To overcome imbalanced data, the synthetic minority over-sampling technique was used in the training cohorts [29]. In this study, the sample size was small, and the set of features was reduced to prevent the influence of overfitting. The ranking-based method was only applied on the training cohort to reduce set features based on the decrease in Gini impurity. As a rule of thumb, it is necessary to use < 10% of the sample size as the number of features for classification problem [30]. The final sample size of this study was n = 47; thus, we selected the 4 top ranking features for constructing each ML model. Moreover, the use of a resampling technique referred to as k-fold cross-validation is one of the solutions of overfitting [31, 32]. Tenfolds are a common choice for k-fold cross-validation, particularly if the dataset is not extremely large or small [32]. In this study, a tenfold cross-validation was used to minimize the negative influence of overfitting on the training cohort.

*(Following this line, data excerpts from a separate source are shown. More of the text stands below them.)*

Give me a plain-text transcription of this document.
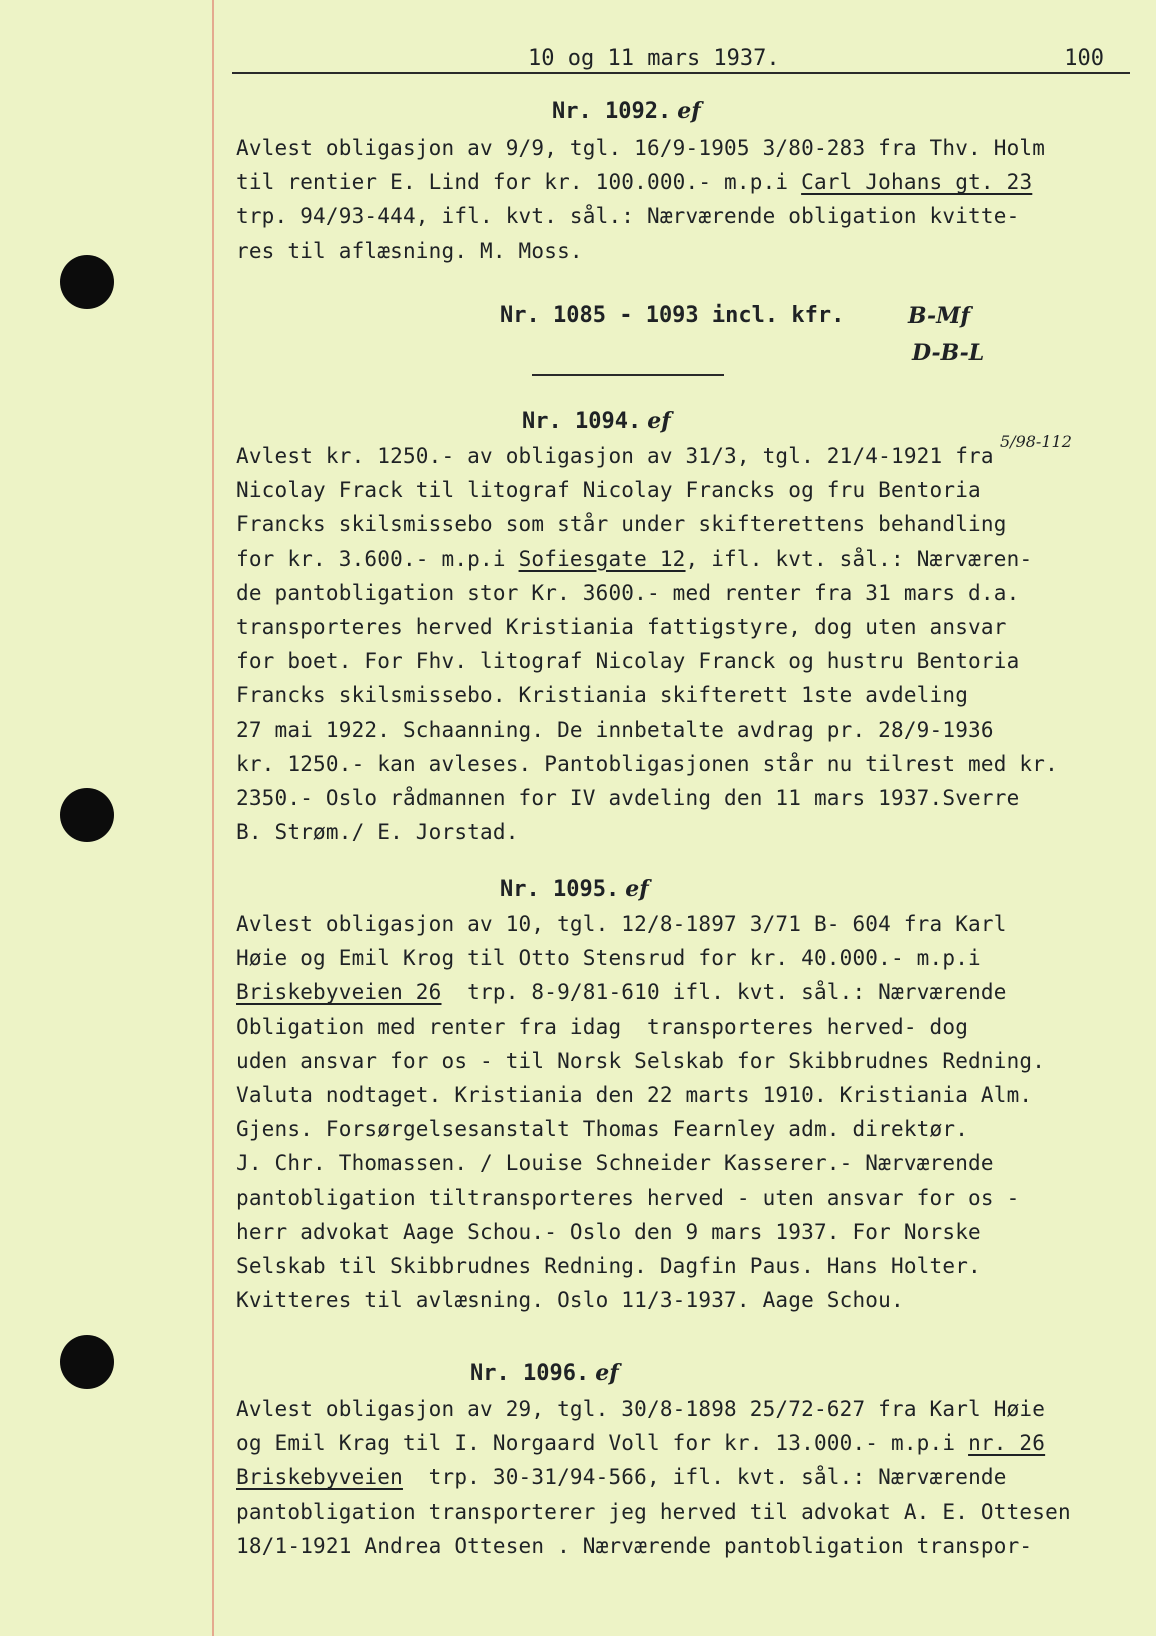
10 og 11 mars 1937.	100
Nr. 1092. ef
Avlest obligasjon av 9/9, tgl. 16/9-1905 3/80-283 fra Thv. Holm
til rentier E. Lind for kr. 100.000.- m.p.i Carl Johans gt. 23
trp. 94/93-444, ifl. kvt. sål.: Nærværende obligation kvitte-
res til aflæsning. M. Moss.
Nr. 1085 - 1093 incl. kfr.	B-Mf
D-B-L
Nr. 1094. ef
5/98-112
Avlest kr. 1250.- av obligasjon av 31/3, tgl. 21/4-1921 fra
Nicolay Frack til litograf Nicolay Francks og fru Bentoria
Francks skilsmissebo som står under skifterettens behandling
for kr. 3.600.- m.p.i Sofiesgate 12, ifl. kvt. sål.: Nærværen-
de pantobligation stor Kr. 3600.- med renter fra 31 mars d.a.
transporteres herved Kristiania fattigstyre, dog uten ansvar
for boet. For Fhv. litograf Nicolay Franck og hustru Bentoria
Francks skilsmissebo. Kristiania skifterett 1ste avdeling
27 mai 1922. Schaanning. De innbetalte avdrag pr. 28/9-1936
kr. 1250.- kan avleses. Pantobligasjonen står nu tilrest med kr.
2350.- Oslo rådmannen for IV avdeling den 11 mars 1937.Sverre
B. Strøm./ E. Jorstad.
Nr. 1095. ef
Avlest obligasjon av 10, tgl. 12/8-1897 3/71 B- 604 fra Karl
Høie og Emil Krog til Otto Stensrud for kr. 40.000.- m.p.i
Briskebyveien 26  trp. 8-9/81-610 ifl. kvt. sål.: Nærværende
Obligation med renter fra idag  transporteres herved- dog
uden ansvar for os - til Norsk Selskab for Skibbrudnes Redning.
Valuta nodtaget. Kristiania den 22 marts 1910. Kristiania Alm.
Gjens. Forsørgelsesanstalt Thomas Fearnley adm. direktør.
J. Chr. Thomassen. / Louise Schneider Kasserer.- Nærværende
pantobligation tiltransporteres herved - uten ansvar for os -
herr advokat Aage Schou.- Oslo den 9 mars 1937. For Norske
Selskab til Skibbrudnes Redning. Dagfin Paus. Hans Holter.
Kvitteres til avlæsning. Oslo 11/3-1937. Aage Schou.
Nr. 1096. ef
Avlest obligasjon av 29, tgl. 30/8-1898 25/72-627 fra Karl Høie
og Emil Krag til I. Norgaard Voll for kr. 13.000.- m.p.i nr. 26
Briskebyveien  trp. 30-31/94-566, ifl. kvt. sål.: Nærværende
pantobligation transporterer jeg herved til advokat A. E. Ottesen
18/1-1921 Andrea Ottesen . Nærværende pantobligation transpor-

Receiver operating characteristic curve (ROC) analysis was performed to compare the predictive performances of the models, and the area under the ROC curve (AUC) was calculated. The computed performance measures were AUC, accuracy, F1 score, precision (positive predictive value), and recall (sensitivity) for average over classes. The F1 score (F score or F measure) is the harmonic average between precision and recall [33]. Each ML algorithm was used to calculate each probability score (range: 0–1) of ACEs. The predictive performance of each machine model was independently estimated in the testing set by quantifying the AUC, accuracy, F1 score, precision, and recall.

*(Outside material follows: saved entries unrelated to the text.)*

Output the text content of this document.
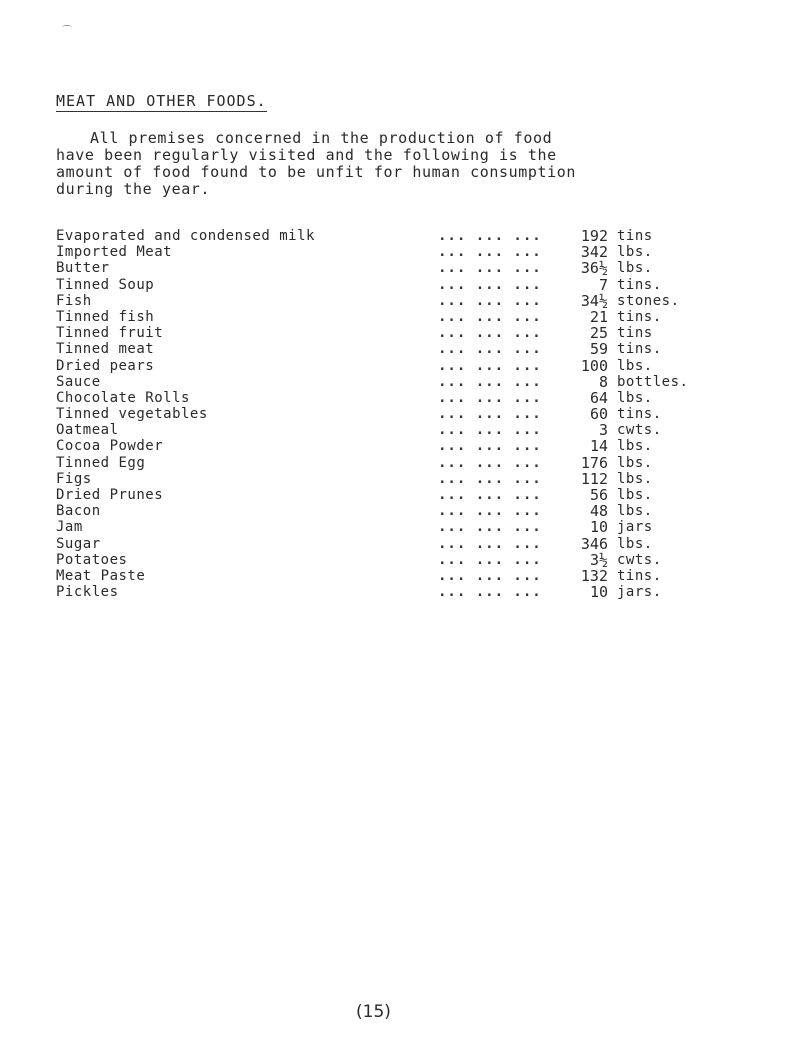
⌒
MEAT AND OTHER FOODS.

All premises concerned in the production of food

have been regularly visited and the following is the

amount of food found to be unfit for human consumption

during the year.

Evaporated and condensed milk	... ... ...	192 tins
Imported Meat	... ... ...	342 lbs.
Butter	... ... ...	36½ lbs.
Tinned Soup	... ... ...	7 tins.
Fish	... ... ...	34½ stones.
Tinned fish	... ... ...	21 tins.
Tinned fruit	... ... ...	25 tins
Tinned meat	... ... ...	59 tins.
Dried pears	... ... ...	100 lbs.
Sauce	... ... ...	8 bottles.
Chocolate Rolls	... ... ...	64 lbs.
Tinned vegetables	... ... ...	60 tins.
Oatmeal	... ... ...	3 cwts.
Cocoa Powder	... ... ...	14 lbs.
Tinned Egg	... ... ...	176 lbs.
Figs	... ... ...	112 lbs.
Dried Prunes	... ... ...	56 lbs.
Bacon	... ... ...	48 lbs.
Jam	... ... ...	10 jars
Sugar	... ... ...	346 lbs.
Potatoes	... ... ...	3½ cwts.
Meat Paste	... ... ...	132 tins.
Pickles	... ... ...	10 jars.
(15)
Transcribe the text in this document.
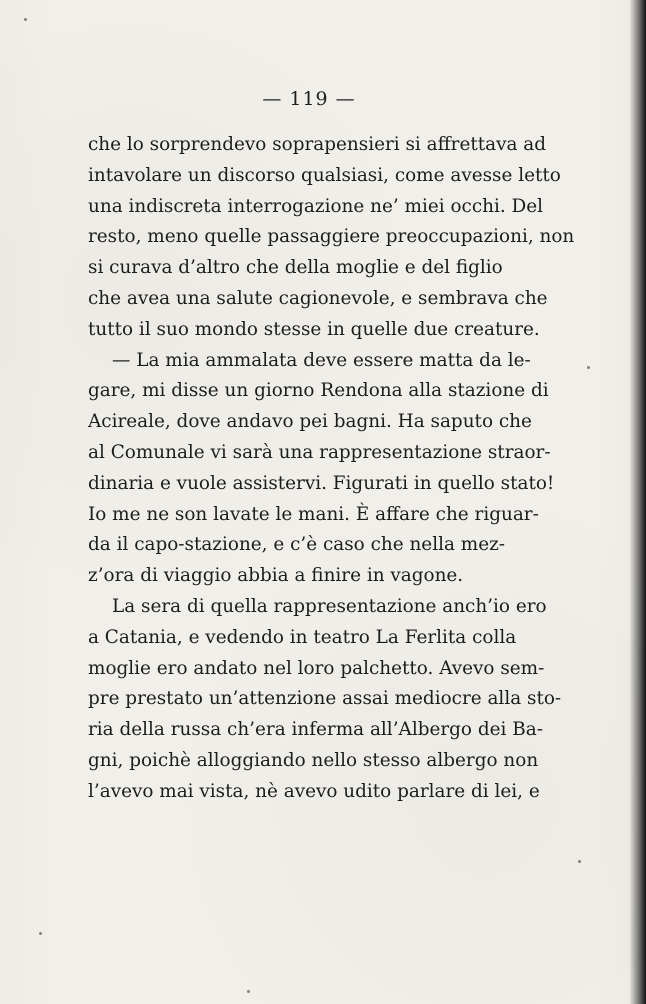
— 119 —
che lo sorprendevo soprapensieri si affrettava ad
intavolare un discorso qualsiasi, come avesse letto
una indiscreta interrogazione ne’ miei occhi. Del
resto, meno quelle passaggiere preoccupazioni, non
si curava d’altro che della moglie e del figlio
che avea una salute cagionevole, e sembrava che
tutto il suo mondo stesse in quelle due creature.
— La mia ammalata deve essere matta da le-
gare, mi disse un giorno Rendona alla stazione di
Acireale, dove andavo pei bagni. Ha saputo che
al Comunale vi sarà una rappresentazione straor-
dinaria e vuole assistervi. Figurati in quello stato!
Io me ne son lavate le mani. È affare che riguar-
da il capo-stazione, e c’è caso che nella mez-
z’ora di viaggio abbia a finire in vagone.
La sera di quella rappresentazione anch’io ero
a Catania, e vedendo in teatro La Ferlita colla
moglie ero andato nel loro palchetto. Avevo sem-
pre prestato un’attenzione assai mediocre alla sto-
ria della russa ch’era inferma all’Albergo dei Ba-
gni, poichè alloggiando nello stesso albergo non
l’avevo mai vista, nè avevo udito parlare di lei, e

The diagnostic indices including sensitivity, specificity, positive predictive value (PPV), and negative predictive value (NPV) of the testing cohort were also calculated. The importance of features in the ML modeling process was calculated using the decrease in AUC [34]. A higher decrease in AUC for a feature indicates that such a variable has a higher importance [34].

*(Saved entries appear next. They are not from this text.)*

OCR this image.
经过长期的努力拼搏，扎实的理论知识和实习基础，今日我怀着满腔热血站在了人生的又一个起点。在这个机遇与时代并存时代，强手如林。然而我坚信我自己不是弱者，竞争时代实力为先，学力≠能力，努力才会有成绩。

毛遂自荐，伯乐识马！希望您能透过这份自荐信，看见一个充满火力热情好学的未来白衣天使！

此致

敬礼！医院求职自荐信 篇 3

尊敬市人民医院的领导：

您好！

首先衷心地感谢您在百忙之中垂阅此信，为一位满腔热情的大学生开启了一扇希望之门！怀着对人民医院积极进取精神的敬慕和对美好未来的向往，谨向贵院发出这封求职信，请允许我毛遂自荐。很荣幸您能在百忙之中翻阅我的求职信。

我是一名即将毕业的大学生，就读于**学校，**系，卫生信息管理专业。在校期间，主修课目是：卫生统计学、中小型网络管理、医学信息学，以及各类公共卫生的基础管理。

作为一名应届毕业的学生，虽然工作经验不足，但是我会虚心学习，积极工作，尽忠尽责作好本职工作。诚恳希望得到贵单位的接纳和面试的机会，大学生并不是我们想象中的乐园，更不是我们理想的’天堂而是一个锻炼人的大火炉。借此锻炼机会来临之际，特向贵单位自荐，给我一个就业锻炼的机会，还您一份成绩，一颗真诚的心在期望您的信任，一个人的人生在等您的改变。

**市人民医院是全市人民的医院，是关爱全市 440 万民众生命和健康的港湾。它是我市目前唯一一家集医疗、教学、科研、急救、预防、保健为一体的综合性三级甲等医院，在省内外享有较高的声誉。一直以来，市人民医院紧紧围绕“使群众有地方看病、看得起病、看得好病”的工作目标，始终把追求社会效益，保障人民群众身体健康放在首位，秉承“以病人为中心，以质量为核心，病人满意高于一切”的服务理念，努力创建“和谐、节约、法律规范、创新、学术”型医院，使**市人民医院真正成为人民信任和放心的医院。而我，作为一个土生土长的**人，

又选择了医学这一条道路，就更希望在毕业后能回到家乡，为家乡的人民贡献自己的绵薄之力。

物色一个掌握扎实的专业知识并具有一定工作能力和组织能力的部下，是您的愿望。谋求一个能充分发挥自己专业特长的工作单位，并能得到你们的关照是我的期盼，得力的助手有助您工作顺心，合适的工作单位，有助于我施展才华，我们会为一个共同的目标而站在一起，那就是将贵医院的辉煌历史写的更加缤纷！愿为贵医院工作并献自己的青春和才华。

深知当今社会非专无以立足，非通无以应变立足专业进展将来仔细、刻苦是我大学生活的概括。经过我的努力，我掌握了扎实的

The ML analysis was performed using Orange version 3.24.1 (Bioinformatics Laboratory, University of Ljubljana, Ljubljana, Slovenia), an open-source data-mining and visualization package [35].

Statistical analysis

The Mann–Whitney U test or the Chi-square test was used to appropriately assess differences between two quantitative variables or compare categorical data. The DeLong method was used to analyze the statistical significance of differences between AUCs [36]. The diagnostic indices including sensitivity, specificity, PPV, NPV, and accuracy were compared using the McNemar’s test or Chi-square test.

Data were presented as medians and interquartile ranges (IQRs). A p value of < 0.05 was considered statistically significant, and all p values were two-tailed. The MedCalc statistical software (MedCalc Software Ltd., Acacialaan 22, 8400 Ostend, Belgium) was used for statistical analyses.